Bryanna Clark Grogan, vegan food writer shares tip…

December 29, 2006

Bryanna Clark Grogan, vegan food writer shares tips on how to ease into vegetarianism on The Enquirer.

The season of decadence is ending, and the season of promises is beginning.

In honor of each new year, many of us resolve to try new things. If you would like to go veggie in 2007, plenty of tricks can ease the lifestyle transition.

In theory, vegetarians choose not to eat meat and vegans choose not to eat meat, dairy, eggs or anything made using animal products. In practice, the definitions are a little looser.

Some people choose to become vegetarian slowly, by eliminating certain foods one at a time. Other people ban meat products overnight.

Either option can work. Pick the way that’s right for you. It’s important to remember that food is culture, so in some ways you’re choosing to change your culture.

“It takes about a year to change your mindset,” says vegan food writer Bryanna Clark Grogan. Creativity and a sense of adventure are key. New vegans and vegetarians should be willing to experiment with new foods – Grogran suggests trying one new food each week – and it definitely helps new converts if they can cook.

Grogan recommends taking a vegetarian or vegan cooking class to expand your cooking repertoire or checking out cookbooks from the library. Going to ethnic food restaurants is another way to get ideas for new recipes, she says. Grogan’s Web site,, also features a selection of recipes.

“Going vegetarian is not as hard,” she says. “You can pretty much find good food anywhere.”
Becoming vegan – and giving up milk, ice cream and cheese – is harder for some people.

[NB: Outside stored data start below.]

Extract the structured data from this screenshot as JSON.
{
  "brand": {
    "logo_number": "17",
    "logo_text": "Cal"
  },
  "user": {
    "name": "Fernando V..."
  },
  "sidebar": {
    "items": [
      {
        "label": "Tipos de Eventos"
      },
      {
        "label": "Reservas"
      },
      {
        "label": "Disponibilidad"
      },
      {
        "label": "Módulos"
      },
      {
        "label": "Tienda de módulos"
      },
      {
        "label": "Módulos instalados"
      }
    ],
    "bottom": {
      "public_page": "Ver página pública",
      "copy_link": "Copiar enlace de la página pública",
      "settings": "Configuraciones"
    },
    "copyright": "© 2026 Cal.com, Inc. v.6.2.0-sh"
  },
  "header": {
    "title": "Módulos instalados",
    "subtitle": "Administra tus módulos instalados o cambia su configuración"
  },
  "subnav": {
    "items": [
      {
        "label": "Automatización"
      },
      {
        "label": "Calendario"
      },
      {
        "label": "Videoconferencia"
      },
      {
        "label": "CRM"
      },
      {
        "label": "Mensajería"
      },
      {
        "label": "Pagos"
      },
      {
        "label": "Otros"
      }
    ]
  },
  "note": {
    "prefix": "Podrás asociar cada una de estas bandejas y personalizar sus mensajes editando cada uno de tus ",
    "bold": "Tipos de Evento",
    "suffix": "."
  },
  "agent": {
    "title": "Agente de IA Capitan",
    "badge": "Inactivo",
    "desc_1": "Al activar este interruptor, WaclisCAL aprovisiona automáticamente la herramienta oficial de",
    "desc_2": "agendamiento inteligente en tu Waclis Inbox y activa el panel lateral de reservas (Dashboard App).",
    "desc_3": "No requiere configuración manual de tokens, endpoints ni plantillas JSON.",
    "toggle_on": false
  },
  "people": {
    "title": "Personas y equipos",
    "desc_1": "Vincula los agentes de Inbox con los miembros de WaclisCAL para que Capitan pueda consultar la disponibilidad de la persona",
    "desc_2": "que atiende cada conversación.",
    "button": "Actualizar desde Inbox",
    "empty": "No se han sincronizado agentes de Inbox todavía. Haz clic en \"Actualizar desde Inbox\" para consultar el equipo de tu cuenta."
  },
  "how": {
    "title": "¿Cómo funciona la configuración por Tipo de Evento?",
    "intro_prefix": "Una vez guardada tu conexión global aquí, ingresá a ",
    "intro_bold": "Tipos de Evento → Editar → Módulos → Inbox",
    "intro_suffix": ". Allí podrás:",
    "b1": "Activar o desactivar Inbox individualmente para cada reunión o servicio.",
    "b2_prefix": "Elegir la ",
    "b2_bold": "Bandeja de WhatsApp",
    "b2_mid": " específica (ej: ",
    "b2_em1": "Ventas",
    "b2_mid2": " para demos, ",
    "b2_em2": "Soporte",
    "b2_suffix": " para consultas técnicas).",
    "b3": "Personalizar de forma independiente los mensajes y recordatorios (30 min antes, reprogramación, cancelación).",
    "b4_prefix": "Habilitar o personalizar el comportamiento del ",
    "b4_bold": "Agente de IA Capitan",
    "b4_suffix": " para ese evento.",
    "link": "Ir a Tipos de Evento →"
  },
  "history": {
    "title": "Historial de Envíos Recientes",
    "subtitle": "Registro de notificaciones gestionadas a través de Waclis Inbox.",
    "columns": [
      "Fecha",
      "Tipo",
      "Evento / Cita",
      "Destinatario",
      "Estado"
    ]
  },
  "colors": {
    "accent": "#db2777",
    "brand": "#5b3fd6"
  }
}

“For a vegan, most people have the hardest time giving up cheese,” says Grogan, who is putting together an eBook on seitan, or wheat meat. Over the years, Grogan has been able to find a few vegan cheeses that taste good and melt. She also developed a white sauce that has a “creamy, mouth feel” without any dairy products.

Most vegetarians quickly learn their decision to give up meat sparks a lot of interest, but Grogan recommends not discussing your choice, especially at the dinner table, where debating meat can ruin a nice dinner. It’s also important to understand that just because you’ve changed your eating habits, it doesn’t mean that others will be accommodating – always offer to bring a vegetarian dish to share.

“Allow a little flexibility in social situations at the beginning,” she says.

If you’re not getting enough support from family and friends, don’t be afraid to join a vegetarian-friendly group. Connect with like-minded people at local food co-ops or on college campuses. A thriving vegetarian community also exists online.

As with anything new, keep in mind that practice makes perfect. Give yourself some time to figure out what and how you want to eat. Grogan says new vegans and vegetarians often make the mistake of being too hard on themselves.

“They have to learn to forgive themselves if they mess up,” she says. “There’s no vegan police.”